Me enamoré de la literatura y en particular del teatro. Tengo que contarle una historia, porque es un ejemplo perfecto de la ilusión juvenil que se rompe como un jarrón de porcelana. El profesor Erskine, que me enseñaba literatura inglesa en la Universidad de Columbia, me llamó el día que recibí mi diploma. Todavía llevaba puesta la toga y el sombrero en la cabeza… Me dijo: “Escuche, Joe. Creemos que tiene capacidad de escritor, y queremos que regrese a Columbia. Su padre piensa que sería bueno que fuera algún tiempo a la Universidad de Berlín para estudiar el teatro alemán, Schiller, Goethe, Lessing, luego a la Sorbona para estudiar a Racine y Corneille, y finalmente a Oxford para la literatura inglesa. Allí obtendrá un master, y volverá a enseñar aquí”. Era su plan, un verdadero complot. Y añadió: “La razón por la que lo he llamado es porque sabemos que su hermano Herman ya está en Hollywood y debe darnos su palabra de honor de que nunca irá allí. Es lo único que no queremos que haga”. Lo juré, algo fácil de hacer cuando se tienen 19 años. (…)

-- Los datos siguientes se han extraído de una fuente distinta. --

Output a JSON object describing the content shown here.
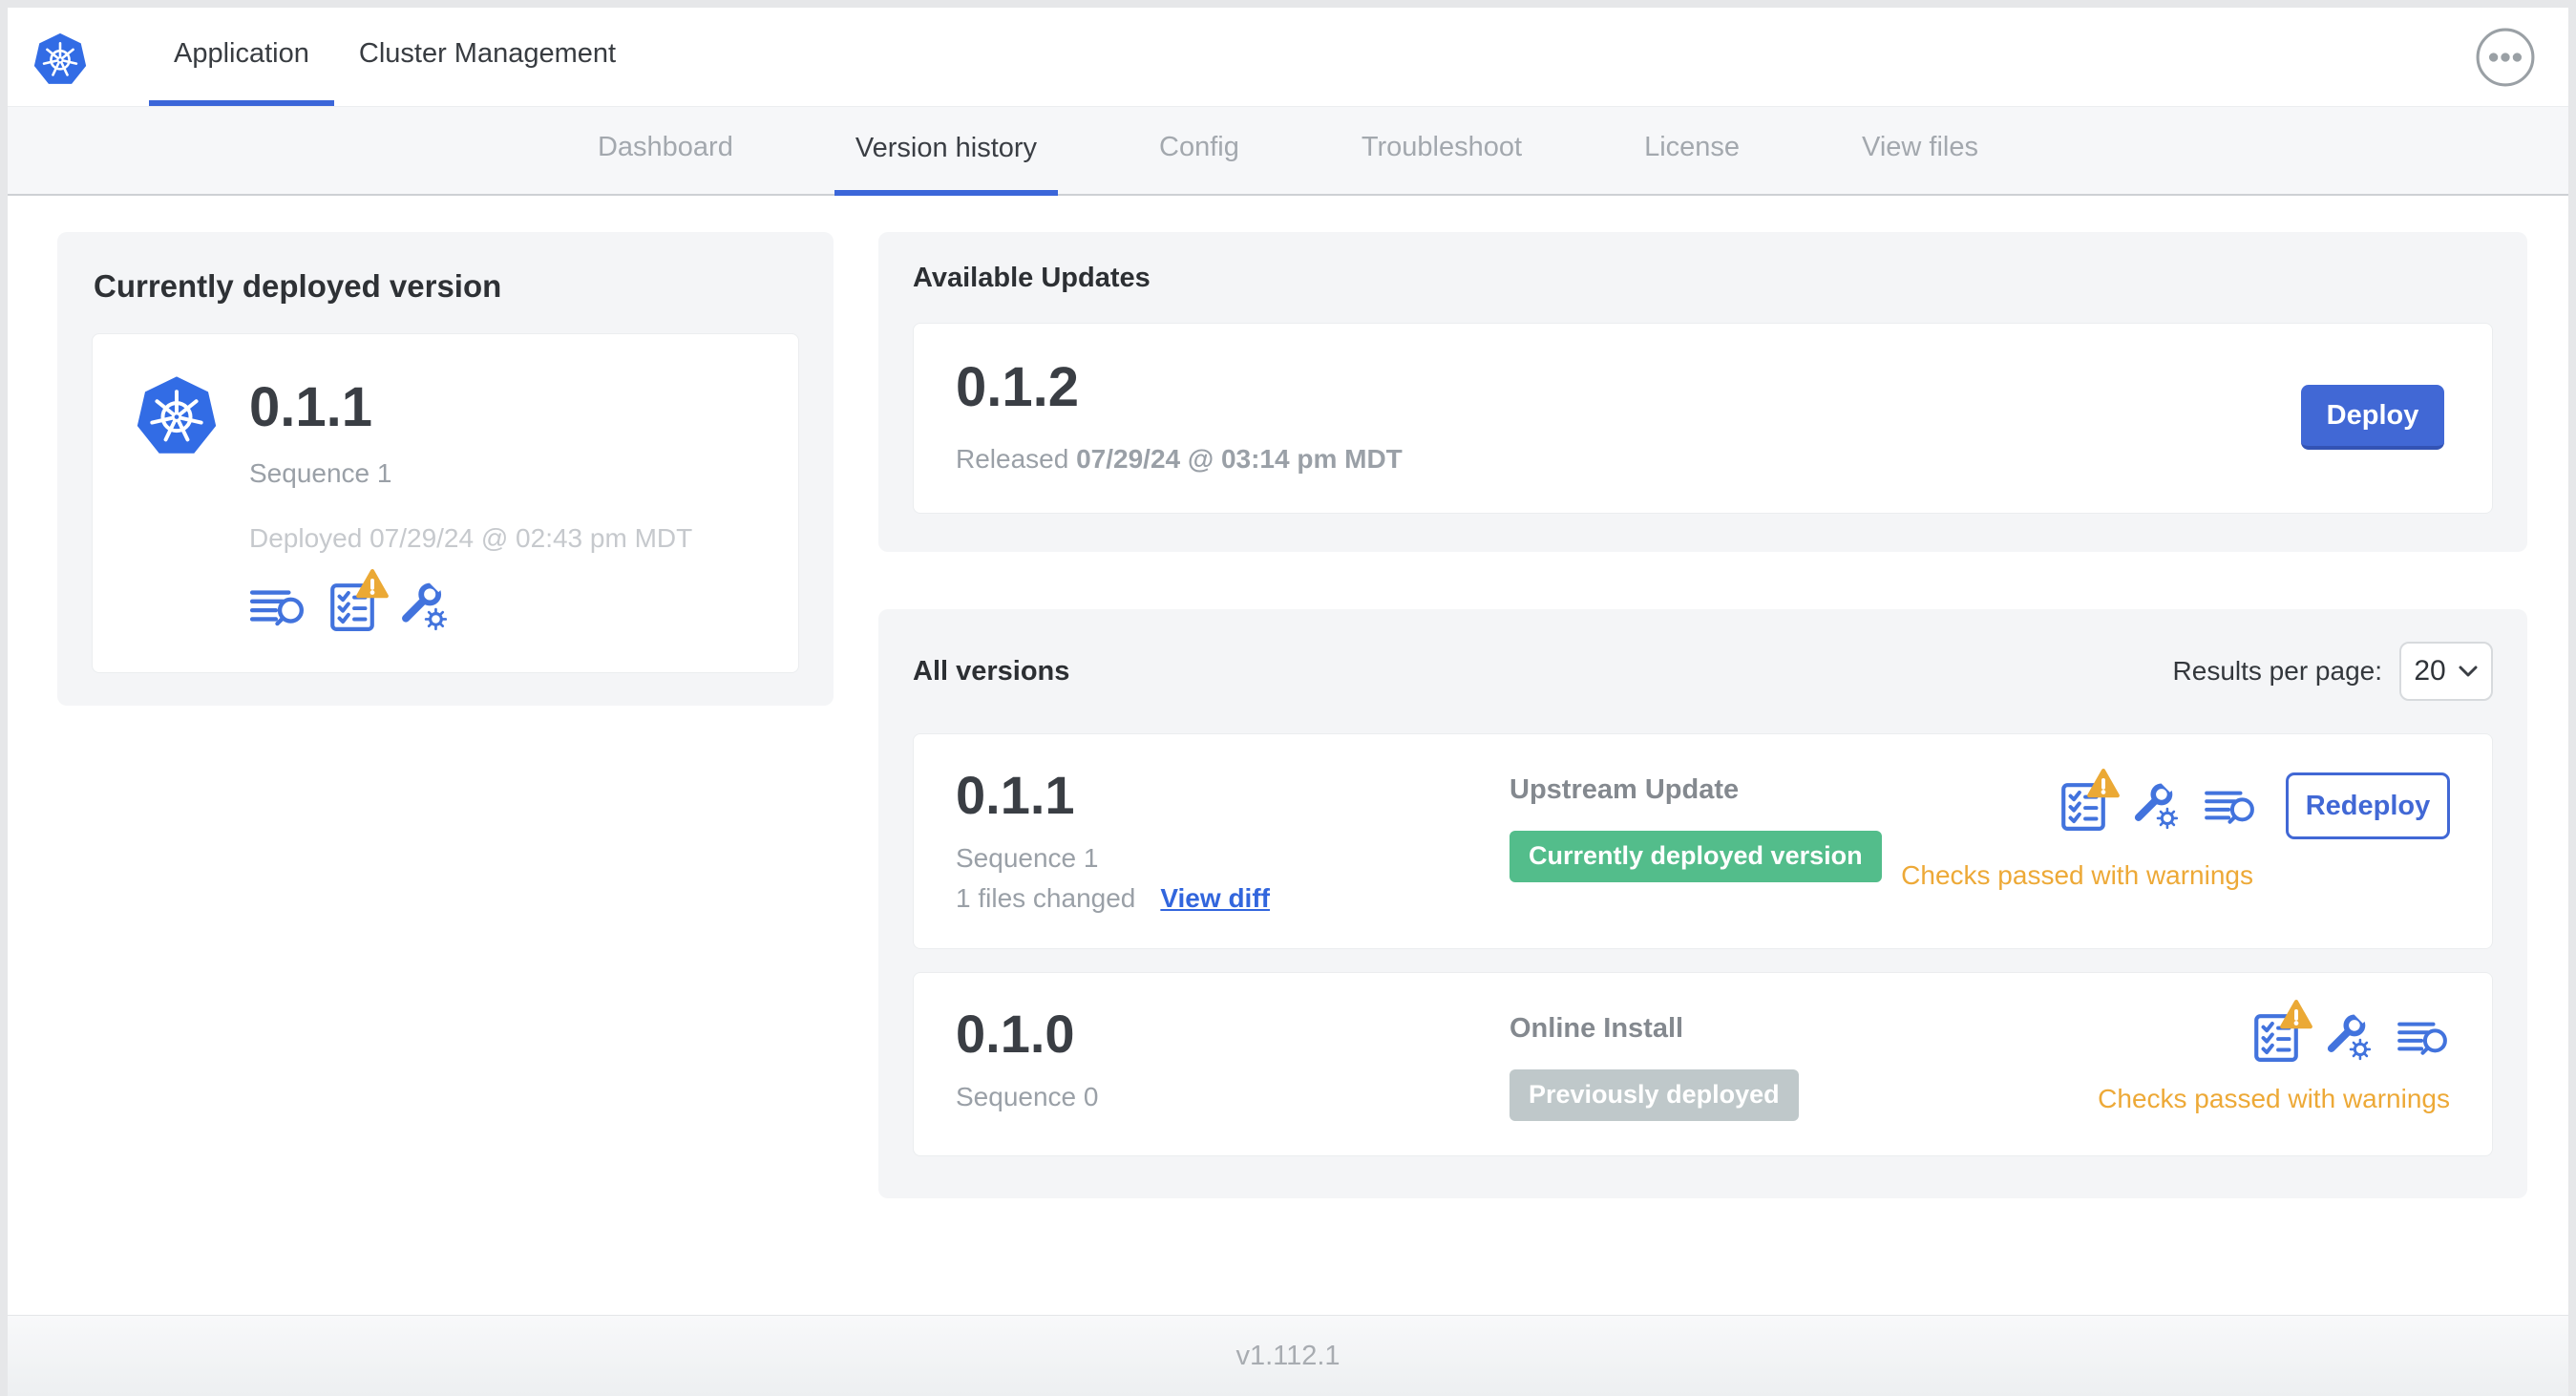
{
  "header": {
    "tabs": [
      {
        "label": "Application",
        "active": true
      },
      {
        "label": "Cluster Management",
        "active": false
      }
    ]
  },
  "nav": {
    "items": [
      {
        "label": "Dashboard",
        "active": false
      },
      {
        "label": "Version history",
        "active": true
      },
      {
        "label": "Config",
        "active": false
      },
      {
        "label": "Troubleshoot",
        "active": false
      },
      {
        "label": "License",
        "active": false
      },
      {
        "label": "View files",
        "active": false
      }
    ]
  },
  "deployed": {
    "title": "Currently deployed version",
    "version": "0.1.1",
    "sequence": "Sequence 1",
    "deployed_at": "Deployed 07/29/24 @ 02:43 pm MDT"
  },
  "available_updates": {
    "title": "Available Updates",
    "version": "0.1.2",
    "released_prefix": "Released",
    "released_date": "07/29/24 @ 03:14 pm MDT",
    "deploy_label": "Deploy"
  },
  "all_versions": {
    "title": "All versions",
    "results_per_page_label": "Results per page:",
    "results_per_page_value": "20",
    "rows": [
      {
        "version": "0.1.1",
        "sequence": "Sequence 1",
        "files_changed": "1 files changed",
        "diff_link": "View diff",
        "source": "Upstream Update",
        "badge": "Currently deployed version",
        "status": "Checks passed with warnings",
        "action": "Redeploy"
      },
      {
        "version": "0.1.0",
        "sequence": "Sequence 0",
        "source": "Online Install",
        "badge": "Previously deployed",
        "status": "Checks passed with warnings"
      }
    ]
  },
  "footer": {
    "version": "v1.112.1"
  },
  "icons": {
    "deployed_card": [
      "release-notes-icon",
      "preflight-checks-warning-icon",
      "edit-config-icon"
    ],
    "version_rows": [
      "preflight-checks-warning-icon",
      "edit-config-icon",
      "release-notes-icon"
    ]
  },
  "colors": {
    "accent_blue": "#3b66d9",
    "button_blue": "#4168d5",
    "icon_blue": "#4273dd",
    "link_blue": "#3266dd",
    "badge_green": "#53bd8b",
    "badge_gray": "#bfc8ca",
    "warning_orange": "#eda937",
    "kubernetes_blue": "#326ce5",
    "panel_gray": "#f4f5f7"
  }
}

¿Su padre veía las películas de las que usted era guionista?

Veía los títulos, esperaba a que mi nombre o el de mi hermano aparecieran y luego decía a mi madre: “Listo, Johana, me voy”. Iba a dar conferencias a la Universidad de California en Los Ángeles. Un día le llevé a un combate de boxeo y después fuimos al Brown Derby. Siendo profesor, encontró a miles de personas, antiguos alumnos, que le decían: “Buenos días, señor Mankiewicz, ¿se acuerda usted de mí?” Y él respondía: “Sí, sí”, tratando de poner un nombre a la cara. Estábamos sentados en el Brown Derby, cuando James Cagney entró con un grupo de amigos. Llevaba un polo, rebosaba dinamismo y acababa de aplastar un pomelo en la cara de Mae Clark en El enemigo público. Vio a mi padre y se dirigió a él preguntándole cómo le iba. Vi el aire confundido de mi padre. Estaba claro que no sabía quién era, y a su vez le preguntó que qué tal le iba, carraspeando y sin acordarse de su nombre. “Soy Jimmy Cagney”. Mi padre: “Claro, ¡qué tonto soy! Estaba en mi clase de francés. –No, estaba en alemán. – Ah, sí, lo recuerdo bien. ¿Y a qué se dedica ahora? – Soy actor, profesor. – ¿Y qué tal le va? – No puedo quejarme. Estoy muy contento de volver a verle”. Durante ese tiempo yo estaba bajo la mesa, rojo de vergüenza. Mi padre me preguntó si le conocía y le dije que era uno de los tres o cuatro actores más grandes del mundo. Y mi padre concluyó: “¡Una educación secundaria es realmente indispensable!”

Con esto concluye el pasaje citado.